The effect of Mobile phones on driving

By Colin Rowe from Clockwise Briefings

Guest Article by Colin Rowe from Clockwise Briefings.

These mobile devices have changed the way we live our lives, which gives transport operators the means of communication with their drivers. It is extremely important for operators to have in place a mobile phone policy for drivers to follow.

In the early days of mobile phones there was no offence on the statute regarding using them while driving. Today the penalties are severe if caught using a handheld device and for a very good reason. Holding anything while driving other than the steering wheel compromises vehicle control. The law however doesn`t address the real problem.

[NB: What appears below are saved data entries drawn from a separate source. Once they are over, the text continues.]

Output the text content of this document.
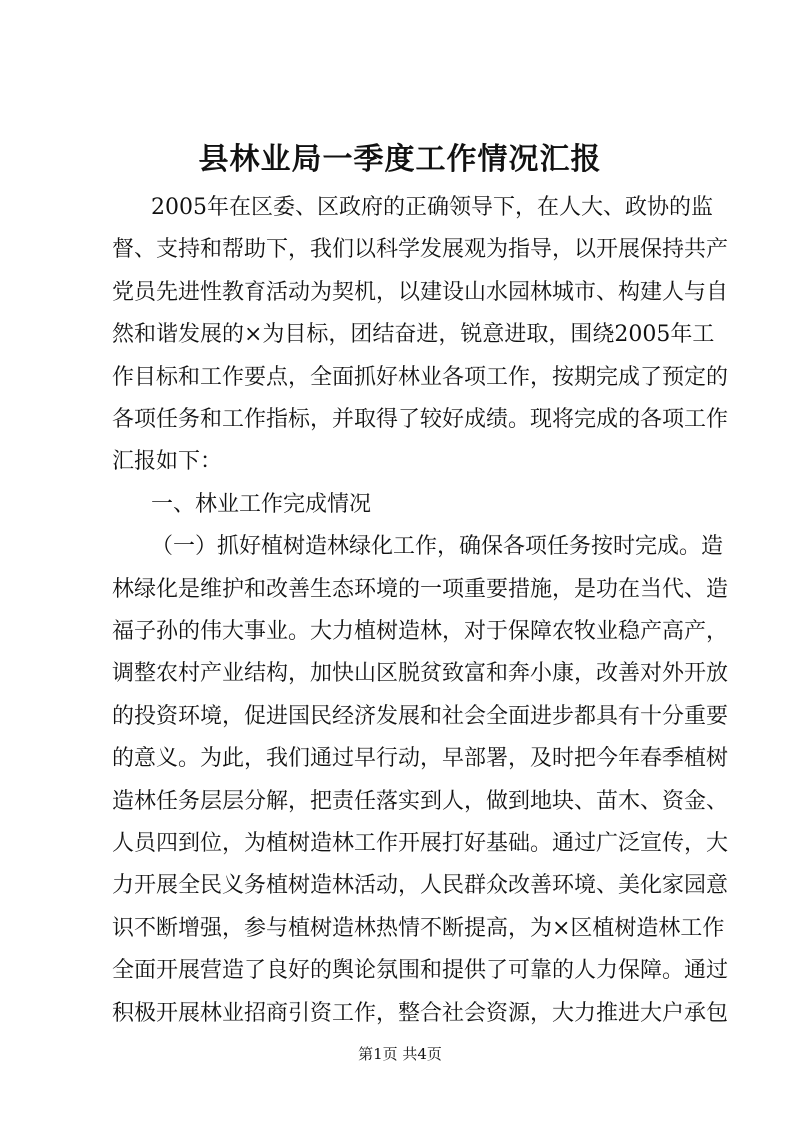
县林业局一季度工作情况汇报
2005年在区委、区政府的正确领导下，在人大、政协的监
督、支持和帮助下，我们以科学发展观为指导，以开展保持共产
党员先进性教育活动为契机，以建设山水园林城市、构建人与自
然和谐发展的×为目标，团结奋进，锐意进取，围绕2005年工
作目标和工作要点，全面抓好林业各项工作，按期完成了预定的
各项任务和工作指标，并取得了较好成绩。现将完成的各项工作
汇报如下：
一、林业工作完成情况
（一）抓好植树造林绿化工作，确保各项任务按时完成。造
林绿化是维护和改善生态环境的一项重要措施，是功在当代、造
福子孙的伟大事业。大力植树造林，对于保障农牧业稳产高产，
调整农村产业结构，加快山区脱贫致富和奔小康，改善对外开放
的投资环境，促进国民经济发展和社会全面进步都具有十分重要
的意义。为此，我们通过早行动，早部署，及时把今年春季植树
造林任务层层分解，把责任落实到人，做到地块、苗木、资金、
人员四到位，为植树造林工作开展打好基础。通过广泛宣传，大
力开展全民义务植树造林活动，人民群众改善环境、美化家园意
识不断增强，参与植树造林热情不断提高，为×区植树造林工作
全面开展营造了良好的舆论氛围和提供了可靠的人力保障。通过
第1页 共4页
积极开展林业招商引资工作，整合社会资源，大力推进大户承包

Talking on a phone whether hands free or handheld when driving has now been proved to increase the risk of collision due to the diversion of attention. The human brain cannot focus on more than one thing at a time and trying to do this by switching between driving and talking on a phone is a distraction and causes cognitive impairment. The factors affecting the ability to drive include failure to observe the environment around the vehicle, such as road signs, wandering out of lane with the tendency to tailgate other vehicles; also driving and reacting more slowly.  

This was demonstrated at an RAC meeting I attended some time ago when a slalom course was laid out on a car park using traffic cones for drivers to navigate, firstly with the phone switched off and performance then compared while being called up on a hands-free phone and asked simple questions. The results were staggering. When talking on the phone cones were knocked over and above all in a simulated emergency stop overall stopping distances increased by up to 40%. 

Although the law permits the use of a handsfree phone while driving, in an accident involving third party serious injury or a fatality mobile phone usage will be analysed and if at the time of the incident/collision the phone was in use this will be considered during sentencing of the guilty party.